We diagnosed HLH based on the presence of five out of the eight HLH-2004 diagnostic criteria (Fig. 1 and Table 1). The HScore was 259 points (> 99% HLH probability) [5, 6]. During the workup of the patient, 30 g of intravenous immunoglobulins (IVIG) were administered on day 24 after vaccination but did not stop disease progression (Fig. 1). On day 27, dexamethasone 40 mg/d was initiated, but the patient had a steep increase in all HLH-relevant lab parameters including a maximum ferritin of 138.244 µ/l until day 30 and developed an acute liver failure (Fig. 1). In considering alternative treatment options, we reviewed the underlying mechanisms of vaccination-induced HLH. It has been shown that the SARS-CoV-2 spike protein induces IL-1β secretion in macrophages while the pro-inflammatory cytokine IL1-1β has an important role in hyperinflammation syndrome caused by COVID-19 [7]. The mRNA vaccine BNT162b1 encodes the SARS-CoV2 spike protein in full-length [8]. Thus, an IL-1β driven hyperinflammation syndrome after immune-stimulation by mRNA SARS-CoV-2 vaccination is likely a pathomechanism. Based on our understanding, we added the human interleukin 1 receptor antagonist Anakinra to the immunosuppressive treatment on day 29, given that it targets pro-inflammatory cytokine IL1 pathway. The patients’ general condition improved shortly thereafter and fever and abnormal laboratory findings gradually resolved. Dexamethasone was tapered from day 34 onwards, while Anakinra was administered beyond the patient’s discharge on day 41 (Fig. 1).

Until now, 16 cases of HLH after COVID-19 vaccination have been described (Table 1) [9‐16]. Patients with and without pre-existing conditions and from all age groups (range 20–85 years) were affected. 8/16 cases were female.
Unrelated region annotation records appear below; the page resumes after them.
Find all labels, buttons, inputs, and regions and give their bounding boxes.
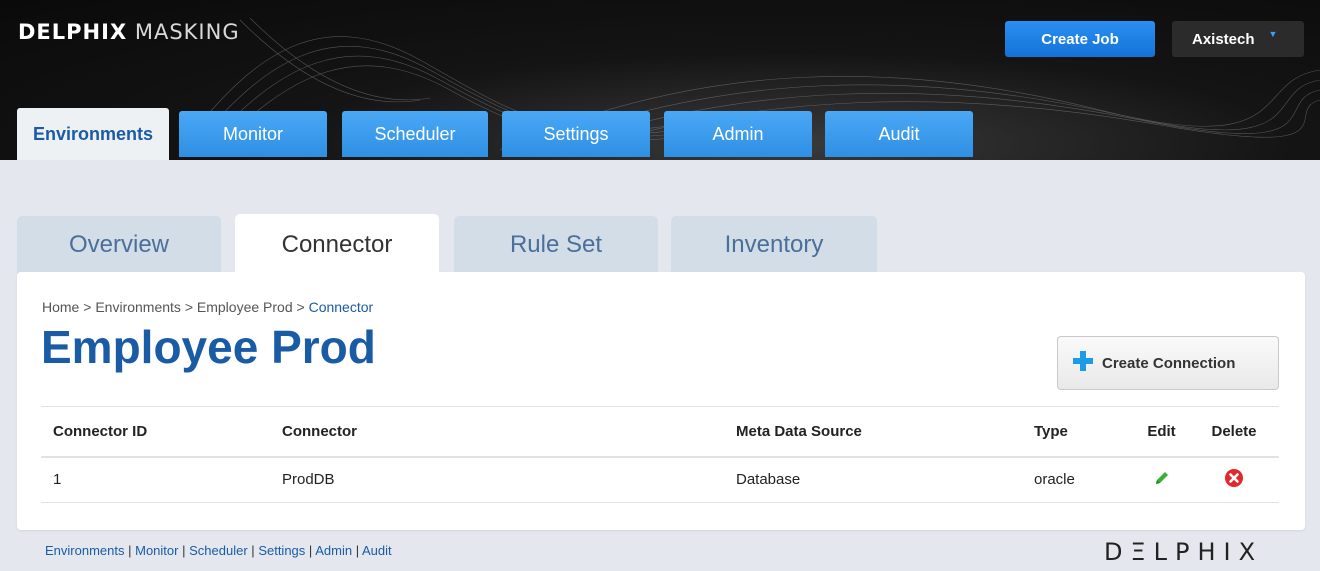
breadcrumb-separator: >: [296, 299, 305, 315]
cell-edit: [1134, 456, 1189, 503]
content-panel: Home > Environments > Employee Prod > Co…: [17, 272, 1305, 530]
footer-separator: |: [182, 543, 186, 558]
connector-table: Connector ID Connector Meta Data Source …: [41, 406, 1279, 503]
cell-delete: [1189, 456, 1279, 503]
footer-separator: |: [355, 543, 360, 558]
column-header-edit: Edit: [1134, 406, 1189, 458]
footer-logo: DΞLPHIX: [1104, 538, 1264, 566]
breadcrumb-separator: >: [83, 299, 92, 315]
pencil-icon[interactable]: [1153, 469, 1171, 487]
user-menu[interactable]: Axistech ▼: [1172, 21, 1304, 57]
table-row: 1 ProdDB Database oracle: [41, 456, 1279, 503]
tab-settings[interactable]: Settings: [502, 111, 650, 157]
footer-link-audit[interactable]: Audit: [362, 543, 392, 558]
create-connection-label: Create Connection: [1102, 354, 1236, 372]
breadcrumb-environments[interactable]: Environments: [95, 299, 181, 315]
x-circle-icon[interactable]: [1224, 468, 1244, 488]
app-logo: DELPHIX MASKING: [18, 20, 240, 44]
brand-light-text: MASKING: [134, 20, 240, 44]
footer-link-settings[interactable]: Settings: [258, 543, 305, 558]
footer-link-monitor[interactable]: Monitor: [135, 543, 178, 558]
create-connection-button[interactable]: Create Connection: [1057, 336, 1279, 390]
footer-separator: |: [308, 543, 313, 558]
create-job-button[interactable]: Create Job: [1005, 21, 1155, 57]
caret-down-icon: ▼: [1268, 29, 1278, 39]
breadcrumb-separator: >: [184, 299, 193, 315]
breadcrumb-current: Connector: [308, 299, 374, 315]
cell-meta-data-source: Database: [724, 456, 1022, 503]
subtab-overview[interactable]: Overview: [17, 216, 221, 274]
column-header-connector-id: Connector ID: [41, 406, 270, 458]
subtab-rule-set[interactable]: Rule Set: [454, 216, 658, 274]
footer-links: Environments | Monitor | Scheduler | Set…: [45, 543, 392, 558]
tab-admin[interactable]: Admin: [664, 111, 812, 157]
column-header-delete: Delete: [1189, 406, 1279, 458]
footer-separator: |: [128, 543, 132, 558]
footer-link-admin[interactable]: Admin: [315, 543, 352, 558]
table-header-row: Connector ID Connector Meta Data Source …: [41, 406, 1279, 458]
app-header: DELPHIX MASKING Create Job Axistech ▼ En…: [0, 0, 1320, 160]
subtab-connector[interactable]: Connector: [235, 214, 439, 276]
tab-environments[interactable]: Environments: [17, 108, 169, 160]
cell-connector: ProdDB: [270, 456, 724, 503]
user-name: Axistech: [1192, 30, 1255, 48]
page-title: Employee Prod: [41, 321, 376, 373]
tab-scheduler[interactable]: Scheduler: [342, 111, 488, 157]
footer-link-environments[interactable]: Environments: [45, 543, 124, 558]
column-header-meta-data-source: Meta Data Source: [724, 406, 1022, 458]
column-header-type: Type: [1022, 406, 1134, 458]
brand-bold-text: DELPHIX: [18, 20, 128, 44]
footer-separator: |: [251, 543, 255, 558]
cell-type: oracle: [1022, 456, 1134, 503]
cell-connector-id: 1: [41, 456, 270, 503]
plus-icon: [1072, 349, 1094, 377]
breadcrumb-home[interactable]: Home: [42, 299, 79, 315]
tab-monitor[interactable]: Monitor: [179, 111, 327, 157]
column-header-connector: Connector: [270, 406, 724, 458]
breadcrumb: Home > Environments > Employee Prod > Co…: [42, 299, 373, 315]
footer-link-scheduler[interactable]: Scheduler: [189, 543, 248, 558]
breadcrumb-environment[interactable]: Employee Prod: [197, 299, 293, 315]
tab-audit[interactable]: Audit: [825, 111, 973, 157]
subtab-inventory[interactable]: Inventory: [671, 216, 877, 274]
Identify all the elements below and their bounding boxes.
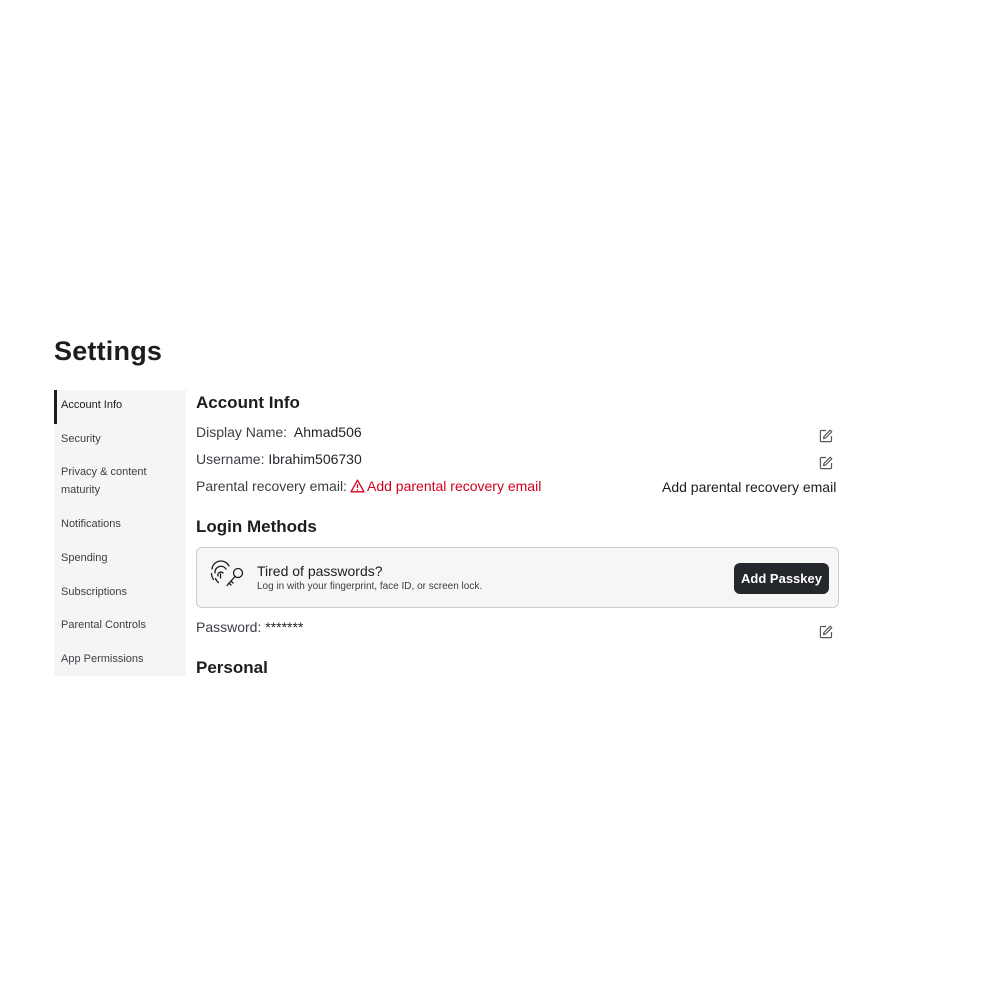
edit-icon[interactable] xyxy=(819,625,833,639)
display-name-label: Display Name: xyxy=(196,424,288,440)
sidebar-item-privacy[interactable]: Privacy & content maturity xyxy=(54,463,154,499)
display-name-value: Ahmad506 xyxy=(293,424,362,440)
password-row: Password: ******* xyxy=(196,619,303,635)
personal-heading: Personal xyxy=(196,658,268,677)
page-title: Settings xyxy=(54,336,163,366)
display-name-row: Display Name: Ahmad506 xyxy=(196,424,362,440)
account-info-heading: Account Info xyxy=(196,393,300,412)
sidebar-item-parental-controls[interactable]: Parental Controls xyxy=(54,616,186,634)
sidebar-item-app-permissions[interactable]: App Permissions xyxy=(54,650,186,668)
add-recovery-warning-link[interactable]: Add parental recovery email xyxy=(350,478,541,494)
username-row: Username: Ibrahim506730 xyxy=(196,451,362,467)
fingerprint-key-icon xyxy=(210,560,244,587)
password-value: ******* xyxy=(265,619,304,635)
edit-icon[interactable] xyxy=(819,456,833,470)
passkey-card: Tired of passwords? Log in with your fin… xyxy=(196,547,839,608)
warning-triangle-icon xyxy=(350,479,365,493)
username-value: Ibrahim506730 xyxy=(268,451,362,467)
edit-icon[interactable] xyxy=(819,429,833,443)
passkey-title: Tired of passwords? xyxy=(257,563,383,579)
sidebar-item-account-info[interactable]: Account Info xyxy=(54,396,186,414)
add-recovery-email-button[interactable]: Add parental recovery email xyxy=(662,479,836,495)
sidebar-item-notifications[interactable]: Notifications xyxy=(54,515,186,533)
add-passkey-button[interactable]: Add Passkey xyxy=(734,563,829,594)
settings-sidebar: Account Info Security Privacy & content … xyxy=(54,390,186,676)
parental-recovery-label: Parental recovery email: xyxy=(196,478,347,494)
add-recovery-warning-text: Add parental recovery email xyxy=(367,478,542,494)
password-label: Password: xyxy=(196,619,262,635)
sidebar-item-security[interactable]: Security xyxy=(54,430,186,448)
sidebar-item-subscriptions[interactable]: Subscriptions xyxy=(54,583,186,601)
sidebar-item-spending[interactable]: Spending xyxy=(54,549,186,567)
passkey-subtitle: Log in with your fingerprint, face ID, o… xyxy=(257,581,483,592)
login-methods-heading: Login Methods xyxy=(196,517,317,536)
username-label: Username: xyxy=(196,451,265,467)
Seven patients developed HLH after immunization with Comirnaty, six after Vaxzevria (AstraZeneca), two after Spikevax (Moderna) and one after an inactivated SARS-CoV-2 vaccine. Symptoms occurred on average 7.4 days after vaccination (n = 14). 13/15 patients received corticosteroid treatment and 5/15 patients were treated with Anakinra and IVIGs, respectively. Etoposide was used in 2/15 patients. In 8/15 cases, combination therapy was administered. For one patient, treatment was not reported. 3/15 patients died despite appropriate initiation of treatment.

The observed duration between vaccination and onset of symptoms correlates with the upregulation of cytokine signature within days after COVID-19 vaccination [17] and is in line with other studies reporting duration of 10 days between diagnosis of underlying HLH trigger and occurrence of first symptoms [4]. In this case series, etoposide was the agent least frequently administered. The use of etoposide for immunosuppression in HLH according to the HLH-1994 protocol [18] is frequently limited by toxicity in patients with hepatic dysfunction. Comparisons of different HLH treatment strategies in adults with evidence from larger prospective studies are lacking, yet alternative strategies are becoming increasingly available. Anakinra has a good safety profile and a retrospective case series has shown clinical improvement and promising survival rates in combination with IVIGs or/and corticosteroids in patients with reactive HLH [19]. In addition, a favorable response to Anakinra treatment was reported in patients with COVID-19-associated HLH [20]. Anakinra has also been shown to significantly decrease mortality in COVID-19 patients with elevated soluble urokinase plasminogen activator receptor (suPAR) serum levels as a marker of pathogenic inflammation [21]. Based on our and other described reports (Table 1), as well as on a potential influence of pro-inflammatory cytokine IL1-1β [7], we suggest that patients diagnosed with HLH following a SARS-CoV-2 vaccination may benefit from the addition of Anakinra to the immunosuppressive treatment regimen for hyperinflammation syndrome. Moreover, the possibility of a SARS-CoV-2 vaccine-associated HLH should be kept in mind in the clinical routine to initiate early and targeted therapy.